Ukraine also deserves a positive response from Europe, and this response should correspond to the extremely important Orange Revolution factor. Ukrainian society should also bear in mind the political context in which the European Union will have to make its decision. The EU is currently scared of its own boldness, I mean the bold decisions that it adopted during the Orange Revolution. It is very astonished by the changes in Ukraine and within Ukrainian society, whose resistance led to concrete results. Ukraine must now translate its political declarations into the language of practical actions; you must declare a program and then proceed to carry it out, thus reaffirming the Ukrainian hope for EU membership.
Yuri KOCHUBEI, president, Ukrainian Foreign Policy Society:
Ukraine should neither pressure nor ask the European Union to accept it as a European country. We’re in Europe anyway, so the point is our formal membership in the EU. And we have certain criteria to meet in order to obtain it. If we measure up, Ukraine will be in a position to knock on Europe’s doors, saying ‘It’s high time you made us a full-fledged member of the European community of nations.’ Therefore, our efforts should focus on developing a true market economy and democracy. We must also demonstrate our respect for European values. In other words, there is much work to be done at home. Also, diplomatic efforts must remain on the agenda- and not only in Brussels. After all, the issue of Ukraine’s EU membership won’t be resolved by bureaucrats but by the EU member countries. So the primary crucial task facing Ukrainian diplomatic missions is to win as many allies as possible, so we can have not just Poland and Lithuania on our side but France and Germany, in view of the latter’s considerable influence on the European Union and what these countries could do to promote the Ukrainian membership idea. This is an important matter for both diplomats and the mass media; the latter should provide more coverage of these issues to make sure that Ukrainian society is fully prepared for the referendum, if and when.
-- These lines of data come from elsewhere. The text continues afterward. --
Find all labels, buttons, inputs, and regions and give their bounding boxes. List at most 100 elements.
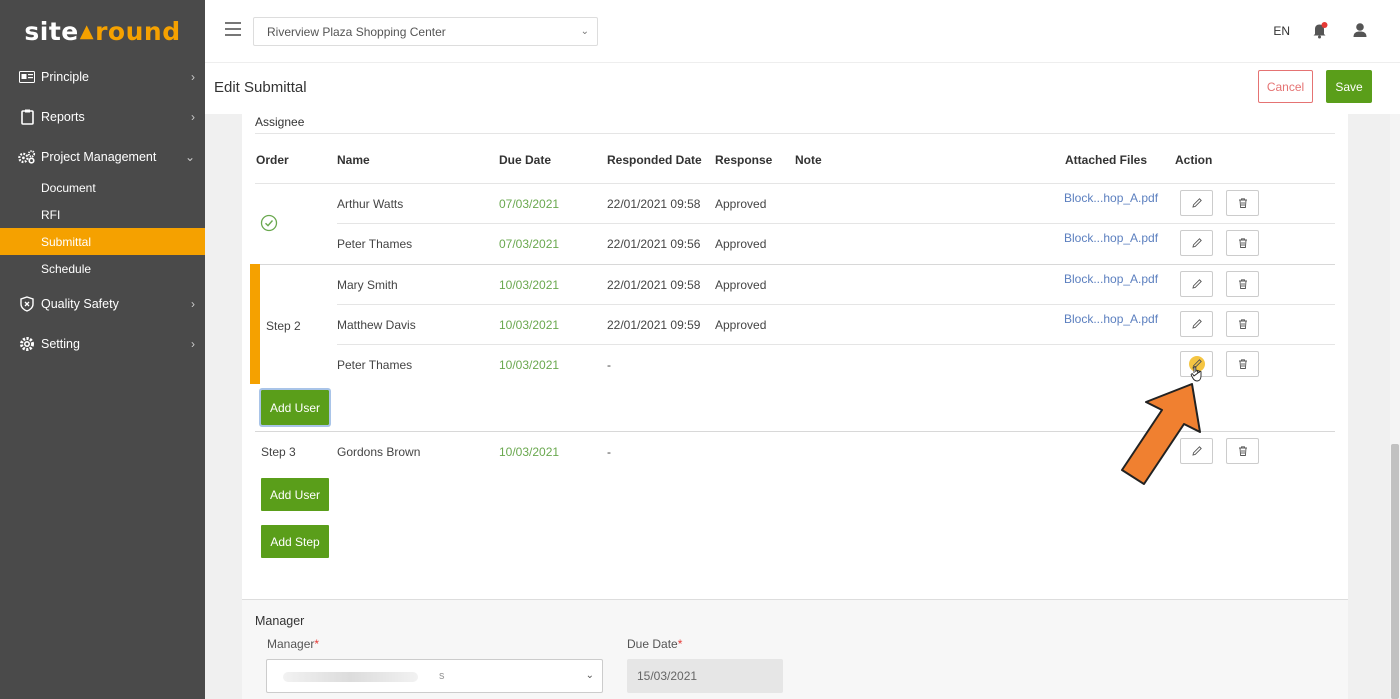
divider <box>337 344 1335 345</box>
cancel-button[interactable]: Cancel <box>1258 70 1313 103</box>
responded-date: - <box>607 445 611 459</box>
scrollbar[interactable] <box>1390 114 1400 699</box>
col-header-response: Response <box>715 153 773 167</box>
add-step-button[interactable]: Add Step <box>261 525 329 558</box>
divider <box>337 223 1335 224</box>
edit-button[interactable] <box>1180 230 1213 256</box>
col-header-note: Note <box>795 153 822 167</box>
manager-field-label: Manager* <box>267 637 319 651</box>
user-icon[interactable] <box>1351 21 1369 39</box>
delete-button[interactable] <box>1226 438 1259 464</box>
scrollbar-thumb[interactable] <box>1391 444 1399 699</box>
chevron-down-icon: ⌄ <box>580 26 589 37</box>
delete-button[interactable] <box>1226 190 1259 216</box>
sidebar-item-quality-safety[interactable]: Quality Safety › <box>0 284 205 324</box>
sidebar-item-label: Reports <box>41 110 85 124</box>
responded-date: 22/01/2021 09:59 <box>607 318 701 332</box>
project-select[interactable]: Riverview Plaza Shopping Center ⌄ <box>253 17 598 46</box>
sidebar-item-principle[interactable]: Principle › <box>0 57 205 97</box>
col-header-responded-date: Responded Date <box>607 153 702 167</box>
save-button[interactable]: Save <box>1326 70 1372 103</box>
divider <box>255 183 1335 184</box>
sidebar-item-label: Quality Safety <box>41 297 119 311</box>
due-date: 10/03/2021 <box>499 318 560 332</box>
due-date-field-label: Due Date* <box>627 637 682 651</box>
trash-icon <box>1238 319 1247 329</box>
pencil-icon <box>1191 319 1202 329</box>
chevron-down-icon: ⌄ <box>184 150 195 164</box>
trash-icon <box>1238 446 1247 456</box>
col-header-order: Order <box>256 153 289 167</box>
due-date: 10/03/2021 <box>499 358 560 372</box>
add-user-button-step2[interactable]: Add User <box>259 388 331 427</box>
due-date-label-text: Due Date <box>627 637 678 651</box>
chevron-right-icon: › <box>191 297 195 311</box>
assignee-name: Peter Thames <box>337 237 413 251</box>
delete-button[interactable] <box>1226 351 1259 377</box>
edit-button[interactable] <box>1180 311 1213 337</box>
edit-button[interactable] <box>1180 271 1213 297</box>
sidebar-item-project-management[interactable]: Project Management ⌄ <box>0 137 205 177</box>
sidebar-subitem-schedule[interactable]: Schedule <box>0 255 205 282</box>
manager-due-date-input[interactable]: 15/03/2021 <box>627 659 783 693</box>
pencil-icon <box>1191 238 1202 248</box>
sidebar-item-label: Project Management <box>41 150 157 164</box>
logo-text-site: site <box>24 16 79 46</box>
responded-date: 22/01/2021 09:58 <box>607 278 701 292</box>
delete-button[interactable] <box>1226 311 1259 337</box>
required-mark: * <box>677 637 683 651</box>
hamburger-menu-icon[interactable] <box>225 22 241 36</box>
trash-icon <box>1238 238 1247 248</box>
col-header-action: Action <box>1175 153 1213 167</box>
attached-file-link[interactable]: Block...hop_A.pdf <box>1064 272 1158 286</box>
chevron-down-icon: ⌄ <box>585 670 594 681</box>
language-switch[interactable]: EN <box>1273 24 1290 38</box>
assignee-name: Gordons Brown <box>337 445 421 459</box>
pencil-icon <box>1191 198 1202 208</box>
trash-icon <box>1238 279 1247 289</box>
page-title: Edit Submittal <box>214 79 307 96</box>
bell-icon[interactable] <box>1311 21 1329 39</box>
clipboard-icon <box>18 109 36 125</box>
cogs-icon <box>18 149 36 165</box>
trash-icon <box>1238 198 1247 208</box>
response: Approved <box>715 237 767 251</box>
assignee-name: Peter Thames <box>337 358 413 372</box>
project-select-value: Riverview Plaza Shopping Center <box>267 24 446 39</box>
trash-icon <box>1238 359 1247 369</box>
sidebar-subitem-document[interactable]: Document <box>0 174 205 201</box>
add-user-button-step3[interactable]: Add User <box>261 478 329 511</box>
step-label: Step 3 <box>261 445 296 459</box>
edit-button[interactable] <box>1180 190 1213 216</box>
sidebar-subitem-label: Document <box>41 180 96 195</box>
content-area: Assignee Order Name Due Date Responded D… <box>205 114 1400 699</box>
attached-file-link[interactable]: Block...hop_A.pdf <box>1064 191 1158 205</box>
sidebar-subitem-submittal[interactable]: Submittal <box>0 228 205 255</box>
responded-date: 22/01/2021 09:58 <box>607 197 701 211</box>
response: Approved <box>715 318 767 332</box>
manager-value-tail: s <box>439 670 445 682</box>
attached-file-link[interactable]: Block...hop_A.pdf <box>1064 231 1158 245</box>
step-label: Step 2 <box>266 319 301 333</box>
top-bar: Riverview Plaza Shopping Center ⌄ EN <box>205 0 1400 62</box>
delete-button[interactable] <box>1226 271 1259 297</box>
required-mark: * <box>314 637 320 651</box>
delete-button[interactable] <box>1226 230 1259 256</box>
sidebar-item-setting[interactable]: Setting › <box>0 324 205 364</box>
gear-icon <box>18 336 36 352</box>
sidebar-subitem-label: Schedule <box>41 261 92 276</box>
manager-value-redacted <box>283 672 418 682</box>
col-header-due-date: Due Date <box>499 153 552 167</box>
pointer-arrow-annotation <box>1121 383 1201 485</box>
response: Approved <box>715 197 767 211</box>
pencil-icon <box>1191 279 1202 289</box>
due-date: 07/03/2021 <box>499 237 560 251</box>
logo[interactable]: site ▲ round <box>0 0 205 62</box>
shield-icon <box>18 296 36 312</box>
manager-select[interactable]: s ⌄ <box>266 659 603 693</box>
col-header-attached-files: Attached Files <box>1065 153 1148 167</box>
attached-file-link[interactable]: Block...hop_A.pdf <box>1064 312 1158 326</box>
sidebar-subitem-rfi[interactable]: RFI <box>0 201 205 228</box>
due-date: 07/03/2021 <box>499 197 560 211</box>
sidebar-item-reports[interactable]: Reports › <box>0 97 205 137</box>
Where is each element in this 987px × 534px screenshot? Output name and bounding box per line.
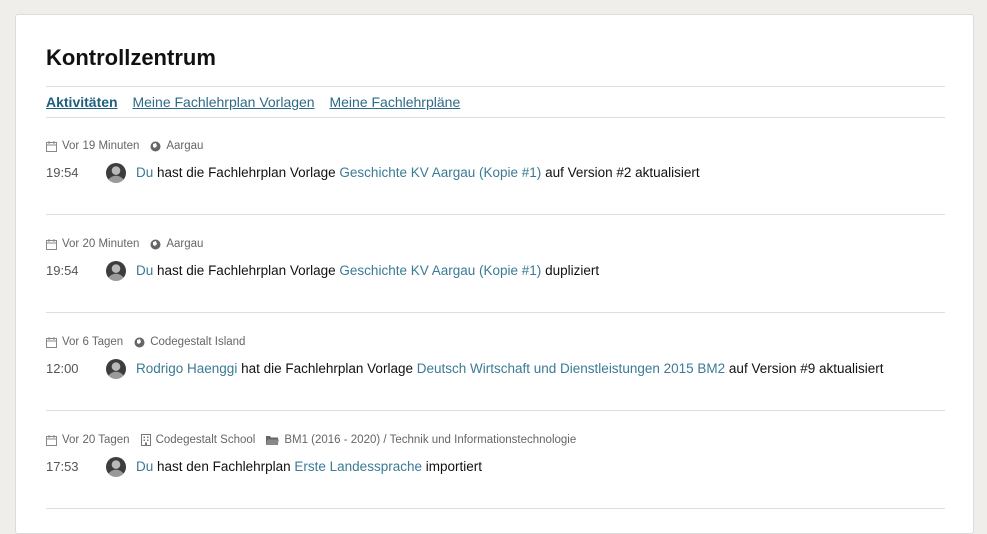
activity-line: 19:54 Du hast die Fachlehrplan Vorlage G… [46, 260, 599, 282]
activity-meta: Vor 19 Minuten Aargau [46, 138, 945, 154]
activity-text: hast die Fachlehrplan Vorlage [157, 263, 336, 278]
activity-location-label: Aargau [166, 238, 204, 250]
activity-text: hat die Fachlehrplan Vorlage [241, 361, 413, 376]
object-link[interactable]: Geschichte KV Aargau (Kopie #1) [339, 260, 541, 282]
calendar-icon [46, 336, 57, 348]
globe-icon [134, 337, 145, 347]
avatar [106, 163, 126, 183]
folder-icon [266, 436, 280, 445]
activity-location-label: Aargau [166, 140, 204, 152]
actor-link[interactable]: Du [136, 260, 153, 282]
activity-folder: BM1 (2016 - 2020) / Technik und Informat… [266, 432, 576, 448]
globe-icon [150, 239, 161, 249]
control-center-panel: Kontrollzentrum Aktivitäten Meine Fachle… [15, 14, 974, 534]
activity-text: auf Version #2 aktualisiert [545, 165, 700, 180]
object-link[interactable]: Geschichte KV Aargau (Kopie #1) [339, 162, 541, 184]
activity-line: 17:53 Du hast den Fachlehrplan Erste Lan… [46, 456, 482, 478]
page-title: Kontrollzentrum [46, 45, 216, 70]
activity-time: 12:00 [46, 361, 79, 376]
tab-bar: Aktivitäten Meine Fachlehrplan Vorlagen … [46, 94, 471, 110]
activity-item: Vor 6 Tagen Codegestalt Island 12:00 Rod… [46, 334, 945, 411]
tab-aktivitaeten[interactable]: Aktivitäten [46, 94, 118, 110]
object-link[interactable]: Erste Landessprache [294, 456, 422, 478]
activity-text: dupliziert [545, 263, 600, 278]
activity-school: Codegestalt School [140, 432, 256, 448]
activity-item: Vor 20 Tagen Codegestalt School BM1 (201… [46, 432, 945, 509]
activity-meta: Vor 6 Tagen Codegestalt Island [46, 334, 945, 350]
globe-icon [150, 141, 161, 151]
activity-location-label: Codegestalt Island [150, 336, 246, 348]
avatar [106, 261, 126, 281]
actor-link[interactable]: Du [136, 162, 153, 184]
activity-ago: Vor 19 Minuten [62, 140, 140, 152]
avatar [106, 359, 126, 379]
actor-link[interactable]: Du [136, 456, 153, 478]
activity-location: Aargau [150, 138, 203, 154]
activity-ago: Vor 6 Tagen [62, 336, 124, 348]
tab-meine-fachlehrplaene[interactable]: Meine Fachlehrpläne [329, 94, 460, 110]
activity-date: Vor 20 Minuten [46, 236, 139, 252]
activity-text: hast die Fachlehrplan Vorlage [157, 165, 336, 180]
activity-meta: Vor 20 Minuten Aargau [46, 236, 945, 252]
activity-time: 17:53 [46, 459, 79, 474]
activity-text: importiert [425, 459, 482, 474]
activity-ago: Vor 20 Tagen [62, 434, 130, 446]
divider [46, 508, 945, 509]
divider [46, 214, 945, 215]
activity-meta: Vor 20 Tagen Codegestalt School BM1 (201… [46, 432, 945, 448]
calendar-icon [46, 140, 57, 152]
activity-text: hast den Fachlehrplan [157, 459, 291, 474]
calendar-icon [46, 434, 57, 446]
activity-date: Vor 20 Tagen [46, 432, 130, 448]
activity-date: Vor 19 Minuten [46, 138, 139, 154]
activity-ago: Vor 20 Minuten [62, 238, 140, 250]
activity-item: Vor 19 Minuten Aargau 19:54 Du hast die … [46, 138, 945, 215]
tab-meine-fachlehrplan-vorlagen[interactable]: Meine Fachlehrplan Vorlagen [132, 94, 314, 110]
activity-line: 19:54 Du hast die Fachlehrplan Vorlage G… [46, 162, 700, 184]
object-link[interactable]: Deutsch Wirtschaft und Dienstleistungen … [417, 358, 725, 380]
activity-item: Vor 20 Minuten Aargau 19:54 Du hast die … [46, 236, 945, 313]
activity-location: Aargau [150, 236, 203, 252]
activity-time: 19:54 [46, 165, 79, 180]
divider [46, 410, 945, 411]
activity-school-label: Codegestalt School [155, 434, 256, 446]
calendar-icon [46, 238, 57, 250]
divider [46, 117, 945, 118]
activity-date: Vor 6 Tagen [46, 334, 123, 350]
actor-link[interactable]: Rodrigo Haenggi [136, 358, 237, 380]
activity-location: Codegestalt Island [134, 334, 245, 350]
building-icon [140, 434, 151, 446]
divider [46, 86, 945, 87]
activity-time: 19:54 [46, 263, 79, 278]
avatar [106, 457, 126, 477]
activity-text: auf Version #9 aktualisiert [728, 361, 884, 376]
activity-line: 12:00 Rodrigo Haenggi hat die Fachlehrpl… [46, 358, 884, 380]
divider [46, 312, 945, 313]
activity-folder-label: BM1 (2016 - 2020) / Technik und Informat… [284, 434, 577, 446]
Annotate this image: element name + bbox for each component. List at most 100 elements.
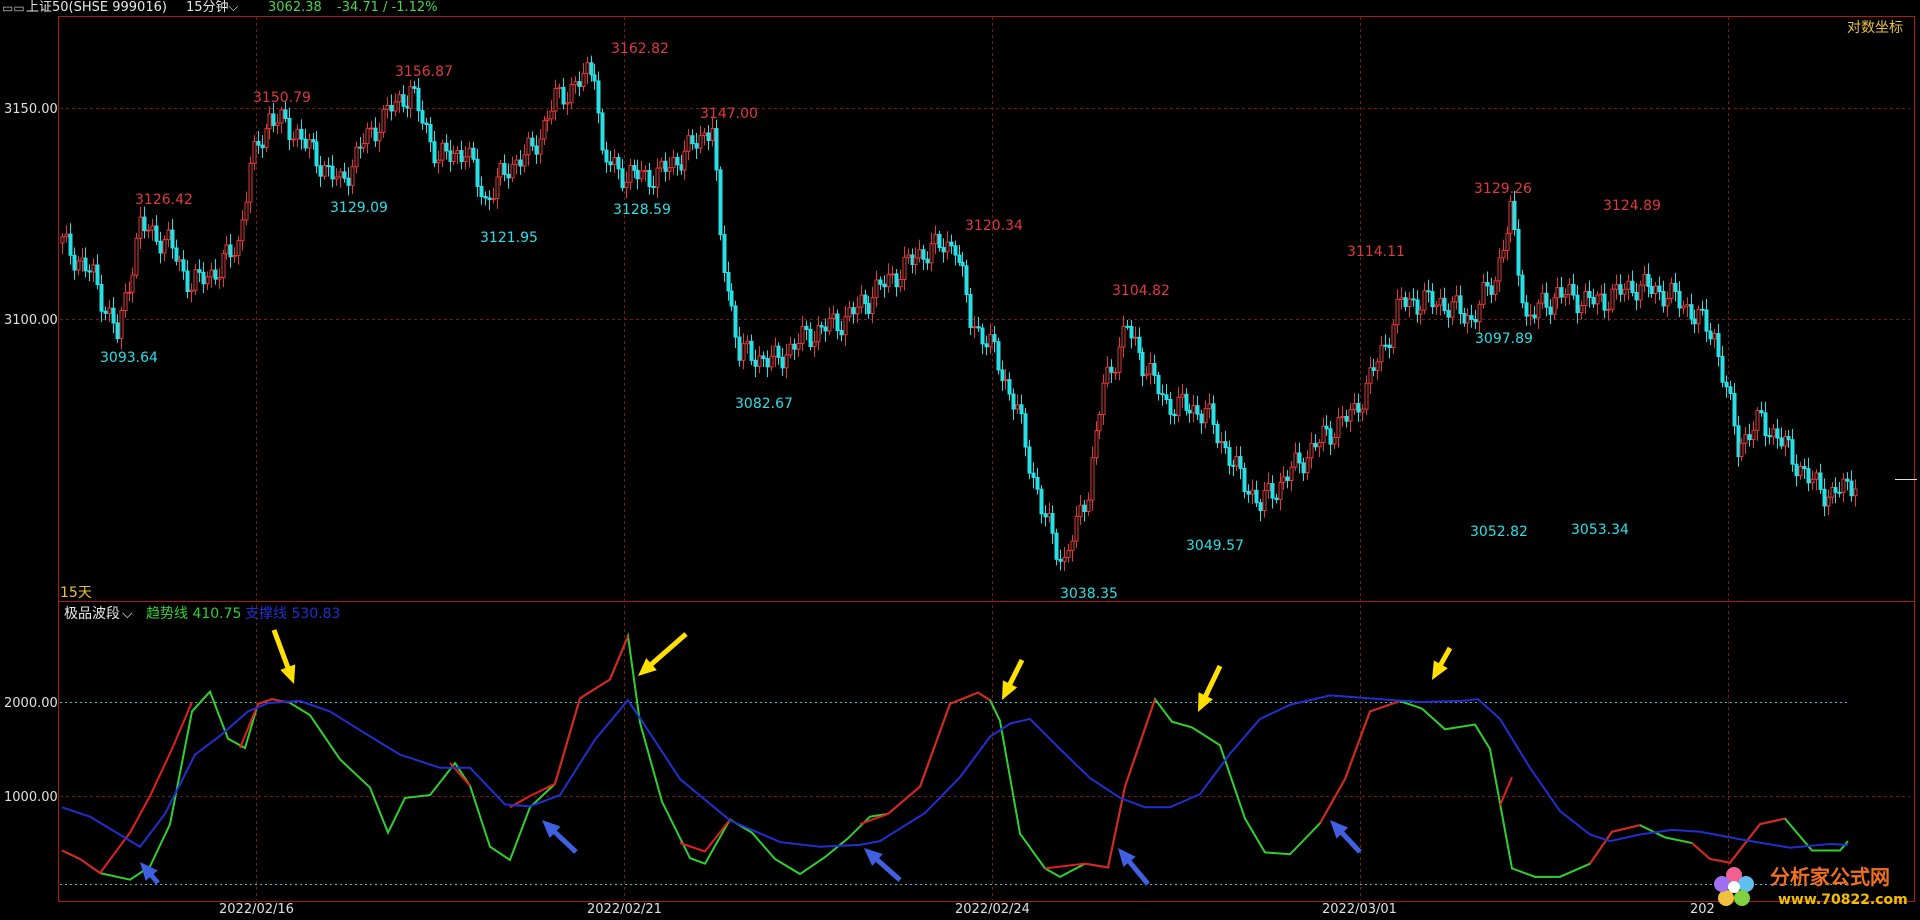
candle-body xyxy=(1270,483,1275,499)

Nevertheless, the European Union must give a definite positive reply to Ukraine and the sooner the better: that after meeting certain obligations, Ukraine will become a member of the Union. This decision is crucially important for us. We are prepared to hear it, if not tomorrow, then sometime in the nearest future. It’s true that Brussels has noticeably changed its tone vis-З-vis Ukraine: witness the amendments to the Ukraine-EU Action Plan. Even though the European Union has said nothing new, the attitude of the EU countries to Ukraine has definitely changed for the better.